When the sound artist Sebastiane Hegarty invited me to be part of the symposium Chalk: Time Sense and Landscape, that he was putting together for an organisation called 10 Days Winchester, I thought, why not? After some success with funding, I was on my way to England. Arriving in Winchester for the symposium, I stayed with a ex-student's mum, a fortuitous and generous turn of events which, among other things, led me to an extended afternoon ramble on the lane now rebranded as "Keats Walk," as it's evidently where the poet composed the ode To Autumn, on the 19 September 1819. Arriving nearly 200 years later into this specific geography, it was an uncanny experience to enter a Northern-hemispheric autumn in the village-like Winchester, "Among the river sallows, borne aloft / Or sinking as the light wind lives or dies." Everywhere, the stone walls of the local environment were visibly studded with a chthonic memory-strata of chalk and fossils. The symposium itself slotted thematically into this locative aspect, with a wealth of interdisciplinary input - much of which was expressed through the work of sound artists and researchers. There were many highlights but it was an utter privilege to encounter a screening of Guy Sherwin's 16mm works, and to hear hear Ian Rawes of the London Sound Survey discuss his research into London vernacular sound history, and then chat to him enthusiastically afterwards about our respective obsessive collecting of early sounds!

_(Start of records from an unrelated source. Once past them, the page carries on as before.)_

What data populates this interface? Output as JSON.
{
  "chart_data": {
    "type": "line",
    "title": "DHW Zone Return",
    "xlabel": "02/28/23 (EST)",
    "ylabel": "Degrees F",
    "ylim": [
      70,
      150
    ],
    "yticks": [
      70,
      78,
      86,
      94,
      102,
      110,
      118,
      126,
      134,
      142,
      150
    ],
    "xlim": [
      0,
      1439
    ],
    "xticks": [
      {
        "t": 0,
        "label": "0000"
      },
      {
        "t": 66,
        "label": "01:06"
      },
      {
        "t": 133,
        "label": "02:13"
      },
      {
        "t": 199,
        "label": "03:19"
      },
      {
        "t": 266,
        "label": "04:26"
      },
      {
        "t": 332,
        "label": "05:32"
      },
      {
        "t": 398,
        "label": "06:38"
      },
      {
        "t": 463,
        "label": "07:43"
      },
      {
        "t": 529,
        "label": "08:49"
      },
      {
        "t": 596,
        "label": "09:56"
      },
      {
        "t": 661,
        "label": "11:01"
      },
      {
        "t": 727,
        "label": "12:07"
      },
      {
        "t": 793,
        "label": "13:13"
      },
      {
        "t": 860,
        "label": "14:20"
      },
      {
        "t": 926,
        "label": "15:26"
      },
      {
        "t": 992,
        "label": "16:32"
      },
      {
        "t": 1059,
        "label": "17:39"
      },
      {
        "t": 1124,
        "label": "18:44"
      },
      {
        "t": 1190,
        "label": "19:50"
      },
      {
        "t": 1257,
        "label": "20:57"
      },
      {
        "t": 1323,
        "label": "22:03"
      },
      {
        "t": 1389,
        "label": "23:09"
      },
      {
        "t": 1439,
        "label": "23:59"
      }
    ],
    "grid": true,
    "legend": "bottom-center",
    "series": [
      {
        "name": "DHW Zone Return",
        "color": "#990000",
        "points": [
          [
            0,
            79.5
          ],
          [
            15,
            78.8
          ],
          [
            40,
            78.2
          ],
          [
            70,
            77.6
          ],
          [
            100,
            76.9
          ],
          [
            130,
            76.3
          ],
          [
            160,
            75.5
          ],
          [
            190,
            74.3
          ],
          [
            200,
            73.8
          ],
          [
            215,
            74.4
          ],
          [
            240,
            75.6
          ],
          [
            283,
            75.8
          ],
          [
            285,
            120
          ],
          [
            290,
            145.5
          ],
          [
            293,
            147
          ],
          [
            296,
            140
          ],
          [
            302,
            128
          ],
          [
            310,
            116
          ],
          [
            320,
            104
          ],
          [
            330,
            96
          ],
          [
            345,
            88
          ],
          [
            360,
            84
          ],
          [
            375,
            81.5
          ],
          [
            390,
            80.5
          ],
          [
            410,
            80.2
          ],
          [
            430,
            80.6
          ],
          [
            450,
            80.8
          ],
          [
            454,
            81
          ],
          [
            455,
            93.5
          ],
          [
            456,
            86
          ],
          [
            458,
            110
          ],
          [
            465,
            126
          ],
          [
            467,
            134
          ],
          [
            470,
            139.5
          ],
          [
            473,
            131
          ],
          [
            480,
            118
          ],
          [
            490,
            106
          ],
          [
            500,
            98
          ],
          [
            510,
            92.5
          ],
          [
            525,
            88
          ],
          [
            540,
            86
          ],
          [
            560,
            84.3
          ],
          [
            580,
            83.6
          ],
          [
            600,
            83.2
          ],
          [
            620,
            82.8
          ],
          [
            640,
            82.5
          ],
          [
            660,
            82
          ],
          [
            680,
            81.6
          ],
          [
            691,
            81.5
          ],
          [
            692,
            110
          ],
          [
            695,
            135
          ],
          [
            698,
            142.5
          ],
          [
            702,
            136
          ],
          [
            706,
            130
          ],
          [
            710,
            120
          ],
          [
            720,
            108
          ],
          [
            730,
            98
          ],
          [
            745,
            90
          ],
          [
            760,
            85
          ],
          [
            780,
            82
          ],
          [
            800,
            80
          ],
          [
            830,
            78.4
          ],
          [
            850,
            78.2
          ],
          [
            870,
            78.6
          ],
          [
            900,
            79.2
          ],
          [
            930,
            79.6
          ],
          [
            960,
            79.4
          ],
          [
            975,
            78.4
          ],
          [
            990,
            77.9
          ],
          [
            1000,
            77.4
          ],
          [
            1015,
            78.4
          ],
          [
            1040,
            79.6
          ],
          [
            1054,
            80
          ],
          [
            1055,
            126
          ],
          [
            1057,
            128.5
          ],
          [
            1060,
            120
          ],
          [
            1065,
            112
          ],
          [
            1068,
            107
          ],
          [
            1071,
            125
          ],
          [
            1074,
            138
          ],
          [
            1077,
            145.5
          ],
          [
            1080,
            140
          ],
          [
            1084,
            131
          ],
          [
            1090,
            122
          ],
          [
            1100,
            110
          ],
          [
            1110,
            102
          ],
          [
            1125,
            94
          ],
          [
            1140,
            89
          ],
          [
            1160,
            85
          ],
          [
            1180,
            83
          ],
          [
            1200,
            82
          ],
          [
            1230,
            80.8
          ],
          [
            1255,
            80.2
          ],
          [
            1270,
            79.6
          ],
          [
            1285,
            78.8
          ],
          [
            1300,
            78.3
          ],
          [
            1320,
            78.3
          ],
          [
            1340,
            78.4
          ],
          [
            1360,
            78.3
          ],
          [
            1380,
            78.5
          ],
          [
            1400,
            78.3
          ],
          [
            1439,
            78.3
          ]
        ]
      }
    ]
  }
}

I presented on my artistic (practice-led) research into extinct bird sounds, delving into the Aotearoan sonic extinction archive and its elisions and mysteries for a largely UK audience, who wouldn't have been too familiar with some of the specific biogeographic context, although the themes of extinction, mutability, recording, memory and silence were echoed in many of the other presentations during the day.
A few Australian and New Zealand friends happened to be in the UK while I was there, and attended the talk. Among these were Tasmanian artists Tricky Walsh and Mish Meyers, and New Zealand writer and curator Jodie Dalgleish, who eventually published a report on her experience of the symposium at the Eyecontact site, here.
Thanks to Sebastiane, Marius Quint (seen below, moderating my Q&A, and all the other presenters. What a fantastic day!